Social Studies standards review catalyzed by more than lessons on Islam

The inclusion of Islam in Tennessee’s social studies standards has grabbed recent headlines, but social studies teachers are more concerned about the volume of the standards — not the content.

Both issues are expected to be aired beginning in January when the State Board of Education begins its public review of the year-old standards.

“What I’ve heard from teachers across the state, regardless of grade level, is that there are too many standards for the time we have,” said Mark Finchum, a teacher at Jefferson County High School and president of the Tennessee Council for the Social Studies.

The board decided during the summer to bump up its review by two years to 2016 based on feedback from teachers, as well as the state’s new public review process for education standards, which was codified last spring by the Tennessee Legislature.

Last month, however, after some Tennessee parents and politicians began voicing concerns over the amount of time devoted to Islam being taught in seventh-grade World History, the board moved up the timeline even further — to January.

Laura Encalade, the board’s director of policy and research, says both concerns are driving the public review of standards that went into effect only last year. “It hasn’t all just been about the standards on world religion,” she said.

The seventh-grade standards in question require students to know basic facts about the Middle Ages, which include facts about Christianity, Judaism and Islam. Some parents have questioned why their seventh-graders were required to memorize the five pillars of Islam. Prominent government leaders such as U.S. Rep. Marsha Blackburn have criticized public school systems as being more concerned with teaching the practices of Islam than the history of Christianity.

“There is a big difference between education and indoctrination,” the Tennessee Republican said in a Sept. 8 statement.

To Finchum, however, religion is a non-issue. The real issues, he says, are the number and specificity of the standards.

“In ninth grade, we have 104 standards for World History and Geography and some of those are very complex. One of them on World War II, for example, covers half a dozen battles. So in my 45 minutes of the day, I can’t cover anywhere close to the material they want us to do,” said Finchum, who teaches ninth-grade social studies.

Finchum had understood that the current social studies standards were going to be more streamlined, emphasizing quality over quantity. Instead, he said, they became more specific.

Elementary school teachers are especially pressed, being asked to go in-depth on more topics than ever, but with less time to teach social studies than their middle and high school counterparts, he said.

Even in high school, social studies class time is the first to go during testing or for assemblies or field trips, according to Finchum. World History doesn’t have a state exam associated with it as do science, math and English Language Arts. Therefore, students’ mastery of the subject matter doesn’t impact schools’ accountability ratings. Even in the lower grades, where social studies is tested, the scores don’t count for the composite score that determines whether a school is in the bottom 5 percent of the state, and thus eligible for state intervention.

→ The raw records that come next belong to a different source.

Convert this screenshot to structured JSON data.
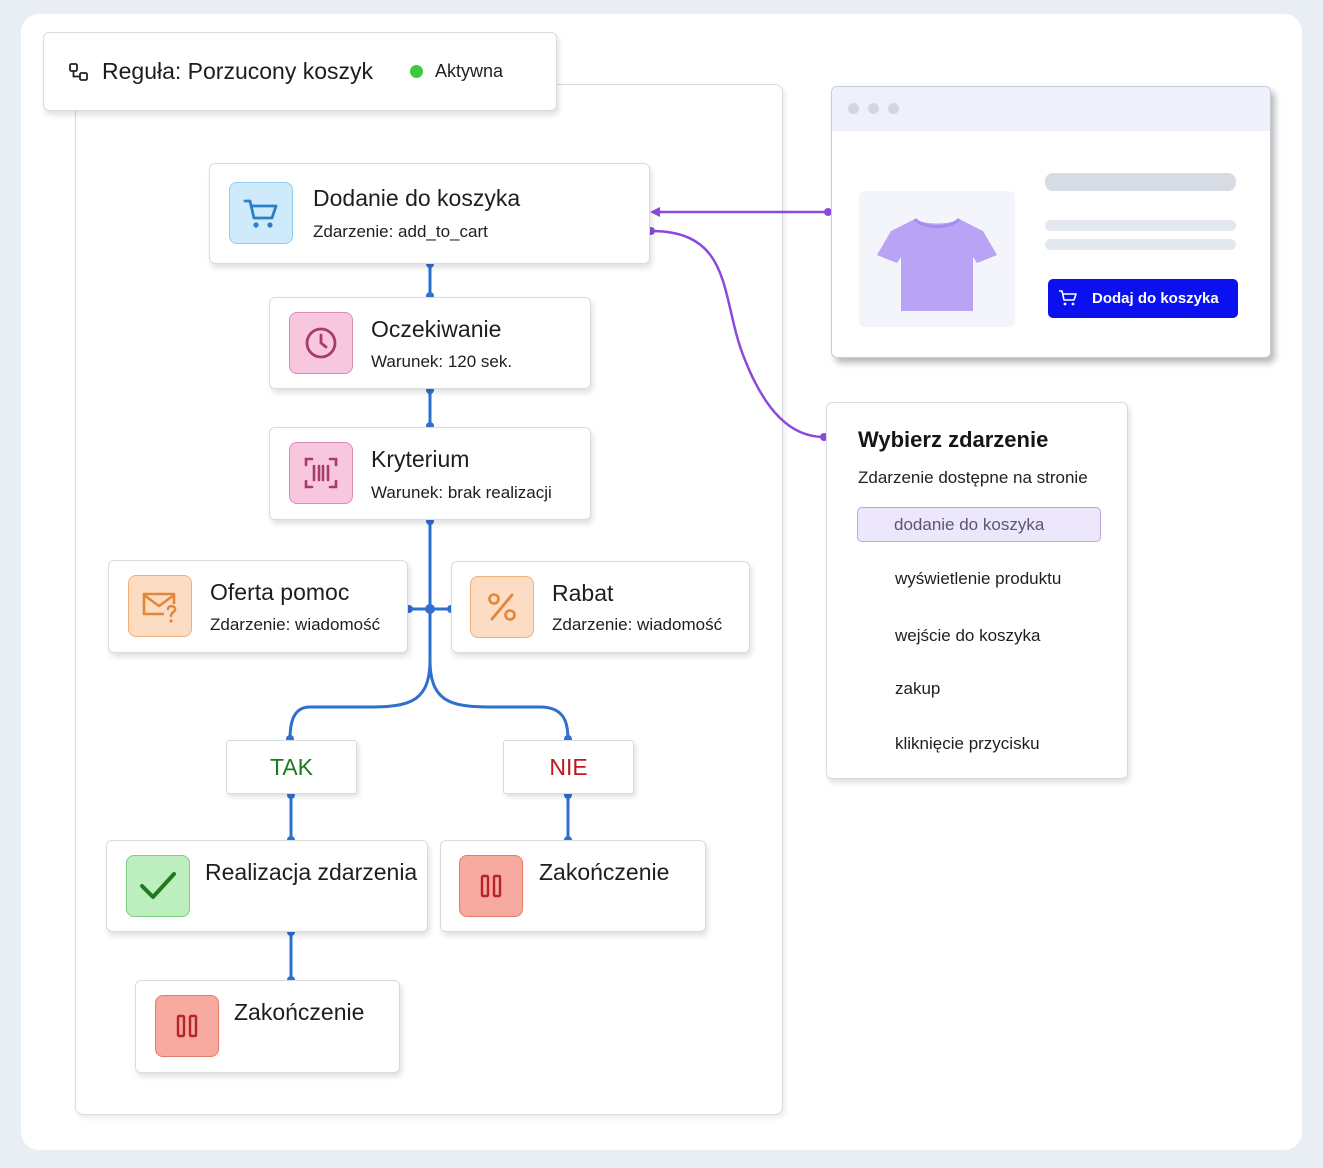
{
  "header": {
    "title": "Reguła: Porzucony koszyk",
    "status": "Aktywna",
    "status_color": "#3ec93e"
  },
  "nodes": {
    "add_to_cart": {
      "title": "Dodanie do koszyka",
      "subtitle": "Zdarzenie: add_to_cart",
      "icon": "cart-icon"
    },
    "wait": {
      "title": "Oczekiwanie",
      "subtitle": "Warunek: 120 sek.",
      "icon": "clock-icon"
    },
    "criterion": {
      "title": "Kryterium",
      "subtitle": "Warunek: brak realizacji",
      "icon": "scan-icon"
    },
    "offer_help": {
      "title": "Oferta pomoc",
      "subtitle": "Zdarzenie: wiadomość",
      "icon": "mail-question-icon"
    },
    "discount": {
      "title": "Rabat",
      "subtitle": "Zdarzenie: wiadomość",
      "icon": "percent-icon"
    },
    "yes_label": "TAK",
    "no_label": "NIE",
    "realization": {
      "title": "Realizacja zdarzenia",
      "icon": "check-icon"
    },
    "end_no": {
      "title": "Zakończenie",
      "icon": "pause-icon"
    },
    "end_yes": {
      "title": "Zakończenie",
      "icon": "pause-icon"
    }
  },
  "browser_preview": {
    "button_label": "Dodaj do koszyka",
    "button_color": "#0b10f0",
    "product_icon": "tshirt-icon"
  },
  "event_picker": {
    "title": "Wybierz zdarzenie",
    "subtitle": "Zdarzenie dostępne na stronie",
    "selected": "dodanie do koszyka",
    "options": [
      "wyświetlenie produktu",
      "wejście do koszyka",
      "zakup",
      "kliknięcie przycisku"
    ]
  },
  "colors": {
    "flow_line": "#2f6fcf",
    "connector": "#8a4bdc",
    "yes": "#1f7a1f",
    "no": "#c0161c"
  }
}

Finchum argues that social studies is as important as any other subject. He and his colleagues face the challenge of getting their students to learn multitudes of facts about the history of the world and then to be able to synthesize and think deeply about them — all in less than 135 hours a year.

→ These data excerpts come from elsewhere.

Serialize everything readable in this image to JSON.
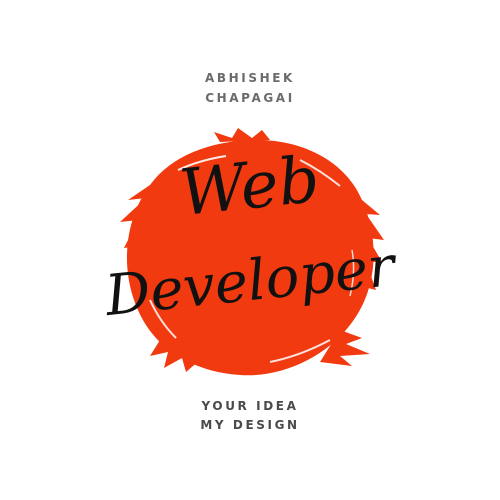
{
  "header": {
    "name_line1": "ABHISHEK",
    "name_line2": "CHAPAGAI"
  },
  "emblem": {
    "title_line1": "Web",
    "title_line2": "Developer",
    "brush_color": "#f23a10",
    "text_color": "#111111"
  },
  "footer": {
    "tagline_line1": "YOUR IDEA",
    "tagline_line2": "MY DESIGN"
  }
}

“We do need historical inquiry, literacy and critical thinking, and to an extent social studies teachers have always done that, ” Finchum said of the new standards, which also emphasize document-based questions and answers. “But there are more and more expectations, and they’re not giving us the resources we need to meet them, because the main resource is time. I don’t foresee us moving to a 220-day school year.”

"I don’t see any need to reexamine standards now, because we’ve done it and done it. "

Mark Finchum, president, Tennessee of Council for the Social Studies

As for the content of the standards, Finchum’s main point of contention is, ironically, a slimming down on instruction of geography, which he says is crucial to understanding both the past and the present. Both the Tennessee Geographic Alliance and the National Geographic Association asked the State Board of Education to include more geography standards when they were being rewritten in 2013-14. In the past, Geography and World History were separate courses, while now they are combined in the ninth-grade year.

“Later on in the spring, we’re going to be talking about 9/11 and the War on Terror,” Finchum said. “You ought to know where Saudi Arabia is, how close Kuwait is to Iraq. If you don’t understand that, you don’t understand the complicated relationship between those countries.”

Despite his concerns, Finchum said it’s too soon to revise the standards again.

“I don’t see any need to reexamine standards now, because we’ve done it and done it,”  he said. “People I’ve talked to have said, ‘Stop changing it around.'”

“It’s like a constitutional convention,” he continued. “Once you get started, you never know what’s going to happen.”